Clone your voice with your TTS provider so that dynamically generated speech sounds similar to your recordings. For example, with Cartesia:
  1. Go to Cartesia and navigate to Instant Clone.
  2. Record a short audio clip (up to 10 seconds) of your voice.
  3. Give the clone a name and select your language.
  4. Copy the Voice ID — you will need it in the next step.
You can use any TTS provider that supports voice cloning. The steps will vary by provider, but the key output is always a Voice ID tied to your cloned voice.
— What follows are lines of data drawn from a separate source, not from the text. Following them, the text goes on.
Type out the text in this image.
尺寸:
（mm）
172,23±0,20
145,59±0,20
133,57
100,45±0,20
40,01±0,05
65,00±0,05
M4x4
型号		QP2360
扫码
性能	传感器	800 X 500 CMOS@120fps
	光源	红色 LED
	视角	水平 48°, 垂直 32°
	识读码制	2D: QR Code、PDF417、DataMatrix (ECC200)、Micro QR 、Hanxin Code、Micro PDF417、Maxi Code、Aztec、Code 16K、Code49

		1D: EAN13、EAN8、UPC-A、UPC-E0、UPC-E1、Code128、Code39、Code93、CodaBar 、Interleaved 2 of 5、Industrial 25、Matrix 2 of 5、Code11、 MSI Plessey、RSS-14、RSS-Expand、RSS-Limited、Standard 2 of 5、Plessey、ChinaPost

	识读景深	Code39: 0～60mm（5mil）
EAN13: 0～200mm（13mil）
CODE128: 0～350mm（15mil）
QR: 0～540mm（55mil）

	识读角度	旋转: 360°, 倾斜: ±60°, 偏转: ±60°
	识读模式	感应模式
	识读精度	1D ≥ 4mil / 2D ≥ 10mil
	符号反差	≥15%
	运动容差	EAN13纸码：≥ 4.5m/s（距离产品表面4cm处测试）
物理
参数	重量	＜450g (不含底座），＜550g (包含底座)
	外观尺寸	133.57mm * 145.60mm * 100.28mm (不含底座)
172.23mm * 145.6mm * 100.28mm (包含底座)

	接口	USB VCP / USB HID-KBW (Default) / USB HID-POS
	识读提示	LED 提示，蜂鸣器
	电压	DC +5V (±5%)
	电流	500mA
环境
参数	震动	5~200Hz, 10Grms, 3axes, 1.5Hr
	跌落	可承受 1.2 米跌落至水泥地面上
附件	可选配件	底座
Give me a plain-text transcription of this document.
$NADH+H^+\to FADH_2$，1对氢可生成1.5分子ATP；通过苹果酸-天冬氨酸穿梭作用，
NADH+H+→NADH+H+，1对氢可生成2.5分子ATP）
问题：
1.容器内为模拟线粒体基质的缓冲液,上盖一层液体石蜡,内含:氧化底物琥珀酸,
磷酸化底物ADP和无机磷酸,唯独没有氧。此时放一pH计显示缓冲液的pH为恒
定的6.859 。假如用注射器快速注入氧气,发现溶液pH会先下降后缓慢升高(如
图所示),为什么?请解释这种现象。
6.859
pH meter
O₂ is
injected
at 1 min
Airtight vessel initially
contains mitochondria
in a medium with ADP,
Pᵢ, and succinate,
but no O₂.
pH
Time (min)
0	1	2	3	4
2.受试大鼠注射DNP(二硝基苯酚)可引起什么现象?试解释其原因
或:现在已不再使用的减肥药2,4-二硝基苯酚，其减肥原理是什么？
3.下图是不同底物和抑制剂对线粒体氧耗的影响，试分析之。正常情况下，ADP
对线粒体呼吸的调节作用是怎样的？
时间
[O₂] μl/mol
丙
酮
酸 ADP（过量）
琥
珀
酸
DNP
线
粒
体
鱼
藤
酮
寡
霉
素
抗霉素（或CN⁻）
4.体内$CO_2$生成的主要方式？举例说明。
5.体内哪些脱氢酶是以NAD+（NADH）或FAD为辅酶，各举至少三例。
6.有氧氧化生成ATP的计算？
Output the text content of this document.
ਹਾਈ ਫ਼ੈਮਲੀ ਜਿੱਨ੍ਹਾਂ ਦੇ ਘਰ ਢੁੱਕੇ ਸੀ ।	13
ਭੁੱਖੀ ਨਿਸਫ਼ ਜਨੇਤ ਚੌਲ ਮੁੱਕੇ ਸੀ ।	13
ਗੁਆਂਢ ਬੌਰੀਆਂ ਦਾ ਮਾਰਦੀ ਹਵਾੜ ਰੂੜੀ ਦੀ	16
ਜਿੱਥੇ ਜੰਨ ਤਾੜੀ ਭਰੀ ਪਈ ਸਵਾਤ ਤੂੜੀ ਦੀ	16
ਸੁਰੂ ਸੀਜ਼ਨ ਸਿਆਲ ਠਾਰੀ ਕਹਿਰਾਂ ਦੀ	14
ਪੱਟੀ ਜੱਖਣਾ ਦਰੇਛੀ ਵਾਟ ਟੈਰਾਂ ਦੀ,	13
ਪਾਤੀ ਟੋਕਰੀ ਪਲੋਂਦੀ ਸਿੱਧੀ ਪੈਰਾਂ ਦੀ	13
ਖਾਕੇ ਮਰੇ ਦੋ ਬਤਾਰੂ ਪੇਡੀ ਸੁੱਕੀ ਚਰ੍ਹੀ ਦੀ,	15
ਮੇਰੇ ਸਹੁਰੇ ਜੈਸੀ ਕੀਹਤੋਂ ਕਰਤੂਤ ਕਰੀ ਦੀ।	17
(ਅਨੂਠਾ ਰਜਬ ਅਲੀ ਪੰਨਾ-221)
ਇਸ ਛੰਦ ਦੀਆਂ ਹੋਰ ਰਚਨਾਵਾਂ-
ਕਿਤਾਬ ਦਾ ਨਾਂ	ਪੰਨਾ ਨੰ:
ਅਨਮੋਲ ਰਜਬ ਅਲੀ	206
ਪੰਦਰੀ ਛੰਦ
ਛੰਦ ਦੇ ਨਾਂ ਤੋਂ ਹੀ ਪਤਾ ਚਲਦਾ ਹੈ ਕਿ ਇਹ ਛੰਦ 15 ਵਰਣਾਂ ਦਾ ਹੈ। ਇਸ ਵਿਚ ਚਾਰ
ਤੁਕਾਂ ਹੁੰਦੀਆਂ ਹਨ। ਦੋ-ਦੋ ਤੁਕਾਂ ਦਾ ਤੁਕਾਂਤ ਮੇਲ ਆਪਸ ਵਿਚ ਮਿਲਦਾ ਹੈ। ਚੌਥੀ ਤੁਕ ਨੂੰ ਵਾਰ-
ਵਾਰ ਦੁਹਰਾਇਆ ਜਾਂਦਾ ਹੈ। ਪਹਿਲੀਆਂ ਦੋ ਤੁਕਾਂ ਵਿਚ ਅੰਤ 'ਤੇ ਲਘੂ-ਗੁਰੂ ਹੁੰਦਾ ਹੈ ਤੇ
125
Step 2: Configure the cloned voice in Dograh

  1. Go to your agent’s Model Configuration in the Dograh dashboard.
  2. Under voice settings, select Add Voice ID manually.
  3. Paste the Voice ID from your cloned voice.
  4. Make sure the provider matches where you cloned your voice (e.g., Cartesia).
  5. Enter the provider’s API key if you haven’t already.
  6. Save the configuration.

Step 3: Upload recordings

Navigate to the Recordings page in the Dograh dashboard. Recordings are shared across all agents in your organization. You can either upload pre-recorded audio files or record directly in the browser. For each recording:
  1. Click Upload Recording.
  2. Choose an audio file or click Record to record in the browser.
  3. Verify the transcription is correct — edit it if needed.
  4. Click Upload.
You can rename a recording’s ID at any time by clicking the edit icon next to it in the recordings list.

Step 4: Build the workflow

Open your agent’s workflow and write the conversation flow in natural language. To insert a recording, type @ in the prompt editor — this will show a list of all available recordings in your organization. For any user question that falls outside your recordings, the agent automatically generates a dynamic response using the LLM, which is then synthesized using your cloned voice via TTS.

Tips for best results

  • Record in a quiet environment to improve audio quality and consistency with the cloned voice.
  • Use pro cloning services (when available) and provide more sample audio for a higher-quality voice clone.
  • Keep recordings concise — short, focused clips work best for specific conversation moments.
  • Review call recordings after testing to identify where the transition between pre-recorded and dynamic audio can be improved.